As reported in the ALBA veterans magazine, Barry Rubin is the latest commentator to suggest that Syria is the Spanish civil war of our time, a contention contested from the right by Daniel Larison. Already in March, veteran journalist Arnaud de Borchgrave had made the same point: Is Syria 2011 the same as Spain 1936
And a fortnight ago, the great human rights campaigner Peter Tatchell tweeted “#Homs & #Houla are the #Guernica of our era. Fascist-style bombing by killer”. That point too was made by the nutty LaRouchite pseudo-historian Webster Griffin Tarpley in an interview with the propaganda outlet of another totalitarian regime, Press TV:
It is also beginning to resemble the Spanish civil war, I think, of Guernica, the bombing of this little town in the Basque country by German Nazi and Italian fascist aviation that killed about a thousand people. This time it is Guernica but undercover; it is a stealth Guernica that has been imposed and I think it is important for people in the world that are interested in truth to trumpet this from their house tops.
One blogger, Trenchant Observer, writes:
An image from the Spanish civil war, Pablo Picasso’s painting “Guérnica”, may express the terror which confronts the Syrian people. Ironically, a tapestry based on that painting, which symbolizes the horrors of war (see above), adorned the entrance to the Security Council chambers until Colin Powell insisted that it be removed before his press conferences justifying the U.S. invasion of Iraq in 2003. It is now on loan to a gallery in England, pending “remodeling” at the U.N.
So should the “international right of protection” be forgotten at Homs, just as constitutional government was left to shift for itself in the 1930s in Spain?
And, of course, the same points were made about Libya last year – see e.g. here and here.
Is there any justification in the comparison?
Well, the problem is that the people making these comparisons (not Barry Rubin, though, by the way) tend to remember Spain as a two-sided struggle between Bad fascism and Good freedom. The Right Thing to do was to sign up in the International Brigade and for democratic nations to arm the Republicans. In this analogy, the Right Thing must be to become foreign fighters in the Free Syrian Army or at least to arm it.

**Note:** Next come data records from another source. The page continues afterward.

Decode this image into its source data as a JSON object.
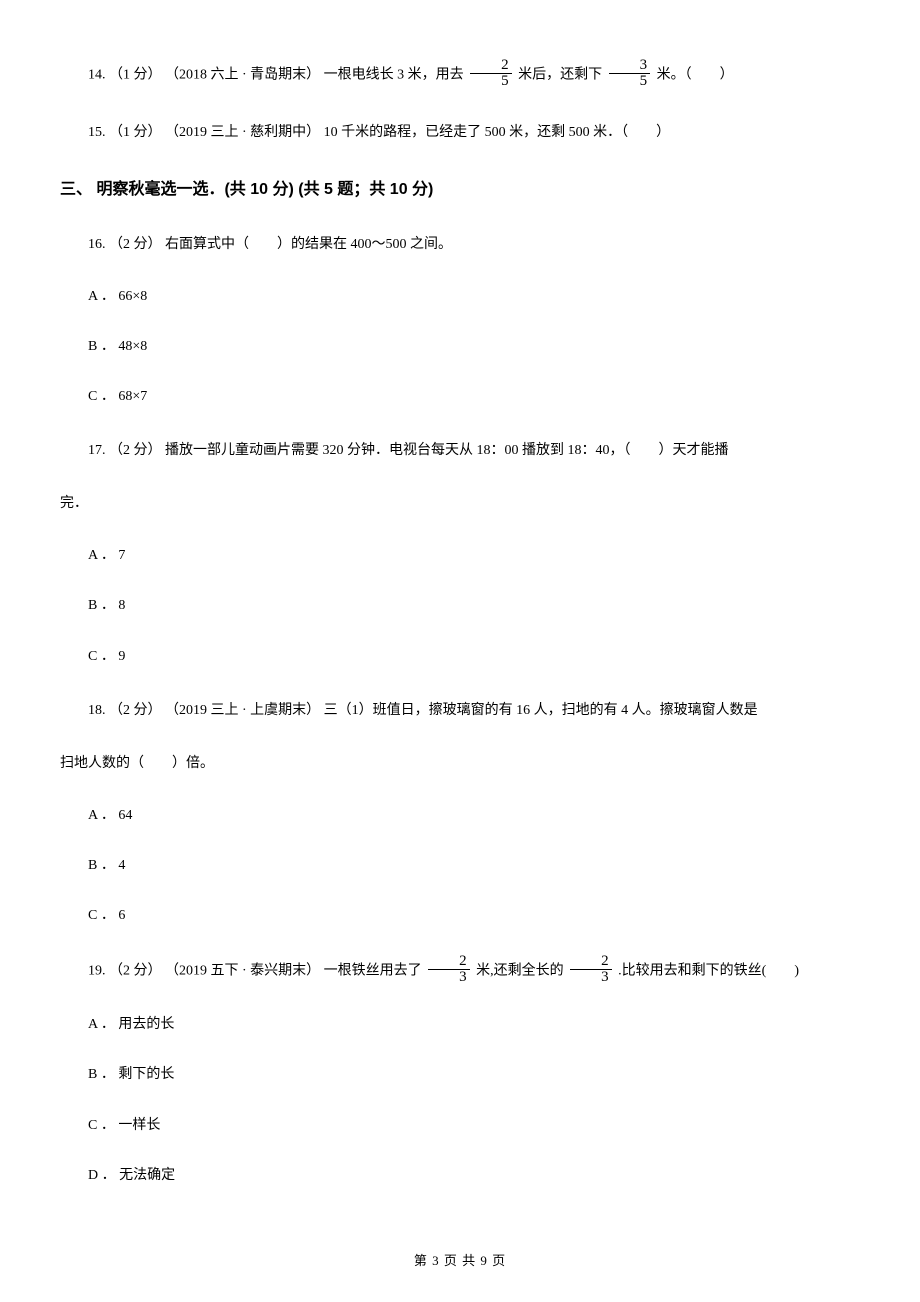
{
  "q14": {
    "number": "14.",
    "points": "（1 分）",
    "source": "（2018 六上 · 青岛期末）",
    "text1": "一根电线长 3 米，用去 ",
    "frac1_num": "2",
    "frac1_den": "5",
    "text2": " 米后，还剩下 ",
    "frac2_num": "3",
    "frac2_den": "5",
    "text3": " 米。（　　）"
  },
  "q15": {
    "number": "15.",
    "points": "（1 分）",
    "source": "（2019 三上 · 慈利期中）",
    "text": "10 千米的路程，已经走了 500 米，还剩 500 米．（　　）"
  },
  "section3": {
    "title": "三、 明察秋毫选一选．(共 10 分)  (共 5 题；共 10 分)"
  },
  "q16": {
    "number": "16.",
    "points": "（2 分）",
    "text": "右面算式中（　　）的结果在 400～500 之间。",
    "optA": "A ． 66×8",
    "optB": "B ． 48×8",
    "optC": "C ． 68×7"
  },
  "q17": {
    "number": "17.",
    "points": "（2 分）",
    "text": "播放一部儿童动画片需要 320 分钟．电视台每天从 18：00 播放到 18：40，（　　）天才能播",
    "textCont": "完．",
    "optA": "A ． 7",
    "optB": "B ． 8",
    "optC": "C ． 9"
  },
  "q18": {
    "number": "18.",
    "points": "（2 分）",
    "source": "（2019 三上 · 上虞期末）",
    "text": "三（1）班值日，擦玻璃窗的有 16 人，扫地的有 4 人。擦玻璃窗人数是",
    "textCont": "扫地人数的（　　）倍。",
    "optA": "A ． 64",
    "optB": "B ． 4",
    "optC": "C ． 6"
  },
  "q19": {
    "number": "19.",
    "points": "（2 分）",
    "source": "（2019 五下 · 泰兴期末）",
    "text1": "一根铁丝用去了 ",
    "frac1_num": "2",
    "frac1_den": "3",
    "text2": " 米,还剩全长的 ",
    "frac2_num": "2",
    "frac2_den": "3",
    "text3": " .比较用去和剩下的铁丝(　　)",
    "optA": "A ． 用去的长",
    "optB": "B ． 剩下的长",
    "optC": "C ． 一样长",
    "optD": "D ． 无法确定"
  },
  "footer": {
    "text": "第 3 页 共 9 页"
  }
}
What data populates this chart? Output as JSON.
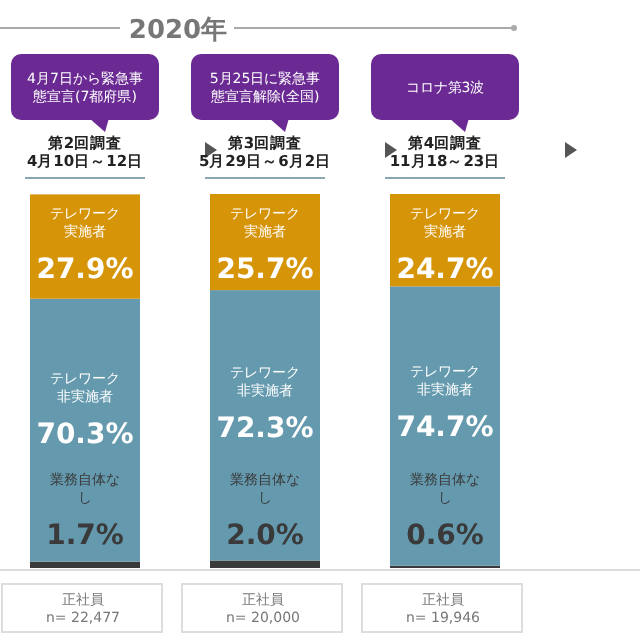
{
  "chart_data": {
    "type": "bar",
    "stacked": true,
    "title": "2020年",
    "categories": [
      "正社員\nn= 22,477",
      "正社員\nn= 20,000",
      "正社員\nn= 19,946"
    ],
    "series": [
      {
        "name": "業務自体なし",
        "color": "#3a3a3a",
        "values": [
          1.7,
          2.0,
          0.6
        ],
        "value_labels": [
          "1.7%",
          "2.0%",
          "0.6%"
        ]
      },
      {
        "name": "テレワーク非実施者",
        "color": "#6499ae",
        "values": [
          70.3,
          72.3,
          74.7
        ],
        "value_labels": [
          "70.3%",
          "72.3%",
          "74.7%"
        ]
      },
      {
        "name": "テレワーク実施者",
        "color": "#d69409",
        "values": [
          27.9,
          25.7,
          24.7
        ],
        "value_labels": [
          "27.9%",
          "25.7%",
          "24.7%"
        ]
      }
    ],
    "annotations": [
      "4月7日から緊急事態宣言(7都府県)",
      "第2回調査\n4月10日～12日",
      "5月25日に緊急事態宣言解除(全国)",
      "第3回調査\n5月29日～6月2日",
      "コロナ第3波",
      "第4回調査\n11月18～23日"
    ]
  }
}
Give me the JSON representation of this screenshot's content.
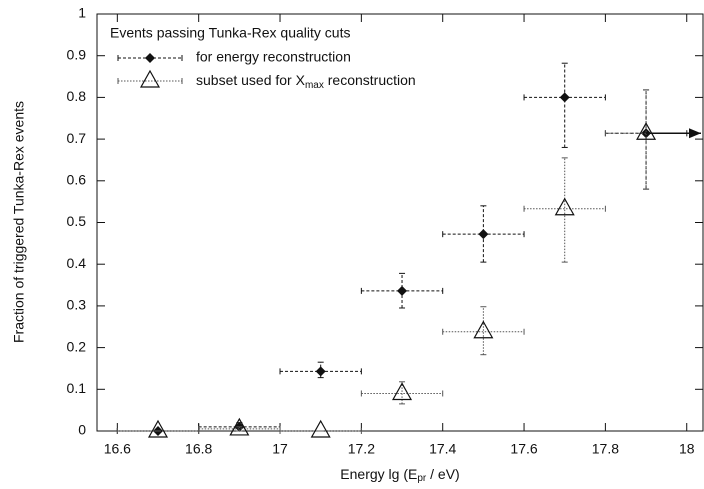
{
  "chart_data": {
    "type": "errorbar",
    "xlabel": {
      "text": "Energy   lg (E",
      "sub": "pr",
      "tail": " / eV)"
    },
    "ylabel": "Fraction of triggered Tunka-Rex events",
    "legend_title": "Events passing Tunka-Rex quality cuts",
    "xlim": [
      16.55,
      18.04
    ],
    "ylim": [
      0,
      1
    ],
    "xticks": [
      16.6,
      16.8,
      17,
      17.2,
      17.4,
      17.6,
      17.8,
      18
    ],
    "yticks": [
      0,
      0.1,
      0.2,
      0.3,
      0.4,
      0.5,
      0.6,
      0.7,
      0.8,
      0.9,
      1
    ],
    "series": [
      {
        "name": "for energy reconstruction",
        "marker": "diamond",
        "color": "#111111",
        "x": [
          16.7,
          16.9,
          17.1,
          17.3,
          17.5,
          17.7,
          17.9
        ],
        "values": [
          0,
          0.01,
          0.143,
          0.336,
          0.472,
          0.8,
          0.714
        ],
        "err_low": [
          0,
          0,
          0.128,
          0.295,
          0.405,
          0.68,
          0.58
        ],
        "err_high": [
          0,
          0.02,
          0.165,
          0.378,
          0.54,
          0.882,
          0.818
        ],
        "xerr": [
          0.1,
          0.1,
          0.1,
          0.1,
          0.1,
          0.1,
          0.1
        ]
      },
      {
        "name": "subset used for X",
        "name_sub": "max",
        "name_tail": " reconstruction",
        "marker": "triangle",
        "color": "#555555",
        "x": [
          16.7,
          16.9,
          17.1,
          17.3,
          17.5,
          17.7,
          17.9
        ],
        "values": [
          0,
          0.005,
          0,
          0.09,
          0.238,
          0.533,
          0.714
        ],
        "err_low": [
          0,
          0,
          0,
          0.065,
          0.183,
          0.405,
          0.58
        ],
        "err_high": [
          0,
          0.01,
          0,
          0.118,
          0.298,
          0.655,
          0.818
        ],
        "xerr": [
          0.1,
          0.1,
          0.1,
          0.1,
          0.1,
          0.1,
          0.1
        ]
      }
    ]
  }
}
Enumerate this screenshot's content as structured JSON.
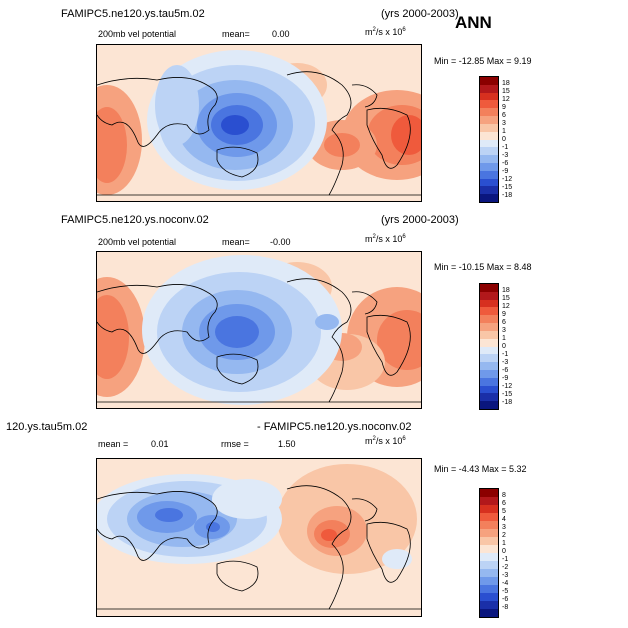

In fact, though, the Spanish war was at least three-sided: Rubin mentions a “coalition of democrats both social democratic and liberal; communal nationalists [e.g. Catalan]; anarchists, Communists, and independent Marxists”, but of course this coalition was a tense one, with Communists (including the International Brigade) killing anarchists, democrats and independent Marxists at the same time as they were fighting fascism. In fact, though, this is the real situation in Syria, with Assad’s fascist regime challenged by democrats and “communal nationalists” (Kurds, Druze, etc) and the left – but also by the right-wing brotherhood and a small current of jihadi Islamists who make Franco look benign.
So, I don’t know what the Poumist position on Syria should be, but I think it is actually helpful to think about it.